Forever after, the resort continued to drain public funds at an alarming rate. The end.

 

The Headless Horseman

Once upon a time, a man was decapitated by a speeding truck while he was riding his horse on Tortola.

So he went to Peebles Hospital. Unfortunately for him, it was Jan. 2, 2016, and the National Health Insurance programme had just kicked off.

“May I see your NHI card, please?” the receptionist asked when he arrived.

“I don’t have one,” the headless horseman replied.

“You don’t?” she asked. “How can that be?”

“I’m not sure,” he said. “I just never got one.”

“Your employer should have signed you up.”

“Oh.
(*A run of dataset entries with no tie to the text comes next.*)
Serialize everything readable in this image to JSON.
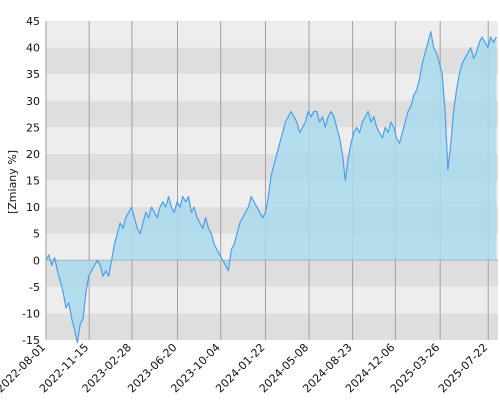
{
  "chart_data": {
    "type": "area",
    "ylabel": "[Zmiany %]",
    "ylim": [
      -15,
      45
    ],
    "y_ticks": [
      45,
      40,
      35,
      30,
      25,
      20,
      15,
      10,
      5,
      0,
      -5,
      -10,
      -15
    ],
    "x_tick_labels": [
      "2022-08-01",
      "2022-11-15",
      "2023-02-28",
      "2023-06-20",
      "2023-10-04",
      "2024-01-22",
      "2024-05-08",
      "2024-08-23",
      "2024-12-06",
      "2025-03-26",
      "2025-07-22"
    ],
    "x_range": [
      "2022-08-01",
      "2025-08-15"
    ],
    "grid": true,
    "colors": {
      "line": "#4c9fe8",
      "fill": "#a9d9ec",
      "band_light": "#ededed",
      "band_dark": "#dedede",
      "zero_line": "#a8b8c0",
      "v_grid": "#a0a0a0"
    },
    "series": [
      {
        "points": [
          [
            "2022-08-01",
            0
          ],
          [
            "2022-08-08",
            1
          ],
          [
            "2022-08-15",
            -1
          ],
          [
            "2022-08-22",
            0.5
          ],
          [
            "2022-08-29",
            -2
          ],
          [
            "2022-09-05",
            -4
          ],
          [
            "2022-09-12",
            -6
          ],
          [
            "2022-09-19",
            -9
          ],
          [
            "2022-09-26",
            -8
          ],
          [
            "2022-10-03",
            -11
          ],
          [
            "2022-10-10",
            -13
          ],
          [
            "2022-10-17",
            -15.5
          ],
          [
            "2022-10-24",
            -12
          ],
          [
            "2022-10-31",
            -11
          ],
          [
            "2022-11-07",
            -6
          ],
          [
            "2022-11-14",
            -3
          ],
          [
            "2022-11-21",
            -2
          ],
          [
            "2022-11-28",
            -1
          ],
          [
            "2022-12-05",
            0
          ],
          [
            "2022-12-12",
            -1
          ],
          [
            "2022-12-19",
            -3
          ],
          [
            "2022-12-26",
            -2
          ],
          [
            "2023-01-02",
            -3
          ],
          [
            "2023-01-09",
            0
          ],
          [
            "2023-01-16",
            3
          ],
          [
            "2023-01-23",
            5
          ],
          [
            "2023-01-30",
            7
          ],
          [
            "2023-02-06",
            6
          ],
          [
            "2023-02-13",
            8
          ],
          [
            "2023-02-20",
            9
          ],
          [
            "2023-02-27",
            10
          ],
          [
            "2023-03-06",
            8
          ],
          [
            "2023-03-13",
            6
          ],
          [
            "2023-03-20",
            5
          ],
          [
            "2023-03-27",
            7
          ],
          [
            "2023-04-03",
            9
          ],
          [
            "2023-04-10",
            8
          ],
          [
            "2023-04-17",
            10
          ],
          [
            "2023-04-24",
            9
          ],
          [
            "2023-05-01",
            8
          ],
          [
            "2023-05-08",
            10
          ],
          [
            "2023-05-15",
            11
          ],
          [
            "2023-05-22",
            10
          ],
          [
            "2023-05-29",
            12
          ],
          [
            "2023-06-05",
            10
          ],
          [
            "2023-06-12",
            9
          ],
          [
            "2023-06-19",
            11
          ],
          [
            "2023-06-26",
            10
          ],
          [
            "2023-07-03",
            12
          ],
          [
            "2023-07-10",
            11
          ],
          [
            "2023-07-17",
            12
          ],
          [
            "2023-07-24",
            9
          ],
          [
            "2023-07-31",
            10
          ],
          [
            "2023-08-07",
            8
          ],
          [
            "2023-08-14",
            7
          ],
          [
            "2023-08-21",
            6
          ],
          [
            "2023-08-28",
            8
          ],
          [
            "2023-09-04",
            6
          ],
          [
            "2023-09-11",
            5
          ],
          [
            "2023-09-18",
            3
          ],
          [
            "2023-09-25",
            2
          ],
          [
            "2023-10-02",
            1
          ],
          [
            "2023-10-09",
            0
          ],
          [
            "2023-10-16",
            -1
          ],
          [
            "2023-10-23",
            -2
          ],
          [
            "2023-10-30",
            2
          ],
          [
            "2023-11-06",
            3
          ],
          [
            "2023-11-13",
            5
          ],
          [
            "2023-11-20",
            7
          ],
          [
            "2023-11-27",
            8
          ],
          [
            "2023-12-04",
            9
          ],
          [
            "2023-12-11",
            10
          ],
          [
            "2023-12-18",
            12
          ],
          [
            "2023-12-25",
            11
          ],
          [
            "2024-01-01",
            10
          ],
          [
            "2024-01-08",
            9
          ],
          [
            "2024-01-15",
            8
          ],
          [
            "2024-01-22",
            9
          ],
          [
            "2024-01-29",
            12
          ],
          [
            "2024-02-05",
            16
          ],
          [
            "2024-02-12",
            18
          ],
          [
            "2024-02-19",
            20
          ],
          [
            "2024-02-26",
            22
          ],
          [
            "2024-03-04",
            24
          ],
          [
            "2024-03-11",
            26
          ],
          [
            "2024-03-18",
            27
          ],
          [
            "2024-03-25",
            28
          ],
          [
            "2024-04-01",
            27
          ],
          [
            "2024-04-08",
            26
          ],
          [
            "2024-04-15",
            24
          ],
          [
            "2024-04-22",
            25
          ],
          [
            "2024-04-29",
            26
          ],
          [
            "2024-05-06",
            28
          ],
          [
            "2024-05-13",
            27
          ],
          [
            "2024-05-20",
            28
          ],
          [
            "2024-05-27",
            28
          ],
          [
            "2024-06-03",
            26
          ],
          [
            "2024-06-10",
            27
          ],
          [
            "2024-06-17",
            25
          ],
          [
            "2024-06-24",
            27
          ],
          [
            "2024-07-01",
            28
          ],
          [
            "2024-07-08",
            27
          ],
          [
            "2024-07-15",
            25
          ],
          [
            "2024-07-22",
            23
          ],
          [
            "2024-07-29",
            20
          ],
          [
            "2024-08-05",
            15
          ],
          [
            "2024-08-12",
            19
          ],
          [
            "2024-08-19",
            22
          ],
          [
            "2024-08-26",
            24
          ],
          [
            "2024-09-02",
            25
          ],
          [
            "2024-09-09",
            24
          ],
          [
            "2024-09-16",
            26
          ],
          [
            "2024-09-23",
            27
          ],
          [
            "2024-09-30",
            28
          ],
          [
            "2024-10-07",
            26
          ],
          [
            "2024-10-14",
            27
          ],
          [
            "2024-10-21",
            25
          ],
          [
            "2024-10-28",
            24
          ],
          [
            "2024-11-04",
            23
          ],
          [
            "2024-11-11",
            25
          ],
          [
            "2024-11-18",
            24
          ],
          [
            "2024-11-25",
            26
          ],
          [
            "2024-12-02",
            25
          ],
          [
            "2024-12-09",
            23
          ],
          [
            "2024-12-16",
            22
          ],
          [
            "2024-12-23",
            24
          ],
          [
            "2024-12-30",
            26
          ],
          [
            "2025-01-06",
            28
          ],
          [
            "2025-01-13",
            29
          ],
          [
            "2025-01-20",
            31
          ],
          [
            "2025-01-27",
            32
          ],
          [
            "2025-02-03",
            34
          ],
          [
            "2025-02-10",
            37
          ],
          [
            "2025-02-17",
            39
          ],
          [
            "2025-02-24",
            41
          ],
          [
            "2025-03-03",
            43
          ],
          [
            "2025-03-10",
            40
          ],
          [
            "2025-03-17",
            39
          ],
          [
            "2025-03-24",
            37
          ],
          [
            "2025-03-31",
            35
          ],
          [
            "2025-04-07",
            28
          ],
          [
            "2025-04-14",
            17
          ],
          [
            "2025-04-21",
            22
          ],
          [
            "2025-04-28",
            28
          ],
          [
            "2025-05-05",
            32
          ],
          [
            "2025-05-12",
            35
          ],
          [
            "2025-05-19",
            37
          ],
          [
            "2025-05-26",
            38
          ],
          [
            "2025-06-02",
            39
          ],
          [
            "2025-06-09",
            40
          ],
          [
            "2025-06-16",
            38
          ],
          [
            "2025-06-23",
            39
          ],
          [
            "2025-06-30",
            41
          ],
          [
            "2025-07-07",
            42
          ],
          [
            "2025-07-14",
            41
          ],
          [
            "2025-07-21",
            40
          ],
          [
            "2025-07-28",
            42
          ],
          [
            "2025-08-04",
            41
          ],
          [
            "2025-08-11",
            42
          ]
        ]
      }
    ]
  }
}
Well, he didn’t,” the headless horseman said. “What should I do?”

“Well…,” she responded. “Maybe you should talk to your employer?”

The employer promised to register with NHI, and he followed through a few weeks later.

However, when the headless horseman finally saw a doctor, he was told that Peebles Hospital does not have the necessary technology to reattach a head.

“We’ll have to send you abroad,” the receptionist explained. “And that means you’ll have to pay for the treatment up front.”

“Will I get reimbursed under NHI?” the horseman asked.

“That’s hard to say,” she replied. “That will be decided by a committee.”

“Who is on the committee, and when does it sit?”

“Those are good questions,” the receptionist said, “because the committee hasn’t been formed yet.”

“Well, can I at least start the process of filing my claim?”

“Umm. No,” she said. “You see, the NHI programme still has a few hires to make, and that includes the people who process claims.”

With that, the headless horseman ran screaming into the night. He subsequently decided that he would rather try to live without a head than continue navigating the labyrinth of NHI.

But of course no one can live without a head, and so he died. He has haunted the halls of Peebles Hospital ever since. The end.

 

The Buried City

Once upon a time, enormous machines arrived overnight in the parking lot next to the Road Town ferry terminal.

At first, residents in the area weren’t worried: Government promised that the project would be completed quickly, and they were excited to get a shiny new parking lot.

But as the machines began digging holes, they left large piles of dirt everywhere, and residents noticed a thick layer of dust in their homes.

Though they did their best to remain optimistic, they finally decided they’d had enough.

But when they tried to go complain to government, their doors wouldn’t budge because on the piles of dirt.

“Oh well. Surely this will be over soon,” they said as they retreated inside and sealed their windows. “The government wouldn’t abandon us at a time like this.”

That night they were buried alive. The end.

Disclaimer: Dateline: Paradise is a column and occasionally contains satirical “news” articles that are entirely fictional.